The Neonatal Intensive Care Unit Network Neurobehavioral Scale (NNNS) assesses the neurological integrity, behavioural functioning, and responses to stress in high-risk infants using 45 items compared with norms for healthy term infants (n = 125). The NNNS provides an in-depth assessment of neurobehaviour and gives summary scores/subscales for attention, handling, quality of movement, regulation, nonoptimal reflexes, arousal, hypertonicity, hypotonicity, asymmetrical reflexes, excitability and lethargy.
The Hammersmith Neonatal Neurologic Examination (HNNE) consists of 34 individual items with 6 subtotals including tone, tone patterns, reflexes, spontaneous movements, abnormal neurological signs and behaviour in newborns. It provides an overall “optimality score” which has been validated in healthy term (n = 224) and preterm (n = 380) infants. This assessment tool is used frequently in clinical practice and requires no formal training.
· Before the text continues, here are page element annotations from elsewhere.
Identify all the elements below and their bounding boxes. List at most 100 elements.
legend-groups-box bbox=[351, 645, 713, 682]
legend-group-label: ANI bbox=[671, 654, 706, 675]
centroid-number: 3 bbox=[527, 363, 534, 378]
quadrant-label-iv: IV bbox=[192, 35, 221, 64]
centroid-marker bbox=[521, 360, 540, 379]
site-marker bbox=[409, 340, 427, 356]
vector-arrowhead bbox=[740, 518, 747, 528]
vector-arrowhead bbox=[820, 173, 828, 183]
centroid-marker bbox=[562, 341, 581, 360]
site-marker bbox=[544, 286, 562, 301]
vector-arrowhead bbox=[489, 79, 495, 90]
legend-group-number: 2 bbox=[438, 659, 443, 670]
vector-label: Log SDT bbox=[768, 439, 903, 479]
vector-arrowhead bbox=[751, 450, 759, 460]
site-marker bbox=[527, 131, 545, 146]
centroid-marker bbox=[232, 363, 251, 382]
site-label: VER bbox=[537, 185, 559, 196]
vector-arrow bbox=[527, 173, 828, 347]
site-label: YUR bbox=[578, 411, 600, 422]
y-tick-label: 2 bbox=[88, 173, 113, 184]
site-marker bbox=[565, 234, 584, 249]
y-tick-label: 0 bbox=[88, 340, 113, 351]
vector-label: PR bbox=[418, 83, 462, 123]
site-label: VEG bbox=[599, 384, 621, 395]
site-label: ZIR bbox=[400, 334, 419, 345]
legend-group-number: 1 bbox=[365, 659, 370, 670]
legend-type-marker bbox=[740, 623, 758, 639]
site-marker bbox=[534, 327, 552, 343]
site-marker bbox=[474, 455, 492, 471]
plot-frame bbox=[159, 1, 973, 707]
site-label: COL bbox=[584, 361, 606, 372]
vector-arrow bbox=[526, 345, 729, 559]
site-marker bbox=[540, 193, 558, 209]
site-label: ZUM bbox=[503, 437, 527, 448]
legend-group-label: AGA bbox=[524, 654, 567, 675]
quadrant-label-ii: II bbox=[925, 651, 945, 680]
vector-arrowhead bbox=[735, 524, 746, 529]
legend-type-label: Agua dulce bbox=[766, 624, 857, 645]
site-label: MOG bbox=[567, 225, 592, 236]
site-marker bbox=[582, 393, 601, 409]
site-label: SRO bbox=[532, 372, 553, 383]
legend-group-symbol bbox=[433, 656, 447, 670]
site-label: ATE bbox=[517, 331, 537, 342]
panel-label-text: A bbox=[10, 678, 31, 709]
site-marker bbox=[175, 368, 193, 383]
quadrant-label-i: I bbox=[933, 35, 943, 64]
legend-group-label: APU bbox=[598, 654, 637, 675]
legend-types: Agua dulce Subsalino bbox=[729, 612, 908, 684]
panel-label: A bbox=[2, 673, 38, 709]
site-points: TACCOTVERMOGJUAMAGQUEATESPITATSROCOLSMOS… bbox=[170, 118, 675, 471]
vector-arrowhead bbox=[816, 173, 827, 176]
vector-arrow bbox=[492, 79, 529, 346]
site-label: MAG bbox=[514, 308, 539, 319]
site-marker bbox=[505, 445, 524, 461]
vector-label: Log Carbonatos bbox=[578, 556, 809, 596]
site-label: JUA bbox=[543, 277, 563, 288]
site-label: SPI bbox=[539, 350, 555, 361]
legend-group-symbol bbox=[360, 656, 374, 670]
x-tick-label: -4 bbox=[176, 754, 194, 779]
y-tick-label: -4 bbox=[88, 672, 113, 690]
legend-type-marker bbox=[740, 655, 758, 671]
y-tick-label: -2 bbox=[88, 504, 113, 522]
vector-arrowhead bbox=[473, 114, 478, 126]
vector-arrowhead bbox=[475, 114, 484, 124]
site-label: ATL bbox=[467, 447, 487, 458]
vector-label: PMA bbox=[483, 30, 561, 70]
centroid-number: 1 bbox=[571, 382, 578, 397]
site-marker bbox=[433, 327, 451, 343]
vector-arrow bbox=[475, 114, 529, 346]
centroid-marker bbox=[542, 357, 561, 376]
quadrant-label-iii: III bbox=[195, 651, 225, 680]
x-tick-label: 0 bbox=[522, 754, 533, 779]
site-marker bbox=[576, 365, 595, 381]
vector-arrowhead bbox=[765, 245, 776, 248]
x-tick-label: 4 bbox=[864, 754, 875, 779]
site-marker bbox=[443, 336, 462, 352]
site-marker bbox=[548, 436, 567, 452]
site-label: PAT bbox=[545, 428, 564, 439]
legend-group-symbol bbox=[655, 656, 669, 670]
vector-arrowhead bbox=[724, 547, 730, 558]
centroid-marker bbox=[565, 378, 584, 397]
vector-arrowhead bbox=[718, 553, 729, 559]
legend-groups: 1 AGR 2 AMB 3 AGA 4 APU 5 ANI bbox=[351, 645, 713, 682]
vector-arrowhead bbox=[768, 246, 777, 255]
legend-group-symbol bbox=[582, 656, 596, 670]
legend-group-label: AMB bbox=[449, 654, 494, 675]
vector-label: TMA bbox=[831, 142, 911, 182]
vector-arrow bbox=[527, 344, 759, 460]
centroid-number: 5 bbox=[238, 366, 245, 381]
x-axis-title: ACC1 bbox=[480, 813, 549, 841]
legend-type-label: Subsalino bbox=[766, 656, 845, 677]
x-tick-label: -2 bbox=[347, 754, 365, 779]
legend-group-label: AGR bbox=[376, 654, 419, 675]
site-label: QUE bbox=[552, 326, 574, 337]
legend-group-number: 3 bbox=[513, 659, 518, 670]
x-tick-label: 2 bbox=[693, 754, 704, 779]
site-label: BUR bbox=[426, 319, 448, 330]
Prechtl’s General Movements (GMs) assessment is a non-invasive method for assessing global neurological development, particularly motor development. Video recordings are made of spontaneous whole body movements and assessed at a later time by independent assessors. GMs during the neonatal period have been shown to be predictive of cerebral palsy from birth in the preterm infant. This assessment has the advantage of obtaining an overall picture of neurological integrity without needing to handle the infant.
The Premie-neuro is a brief neurological examination for preterm infants aged 23–37 weeks’ gestation. Consists of 24 items divided into neurological, movement and responsiveness subgroups. Validity has been shown in a small study (n = 34), however the inter-rater reliability was low.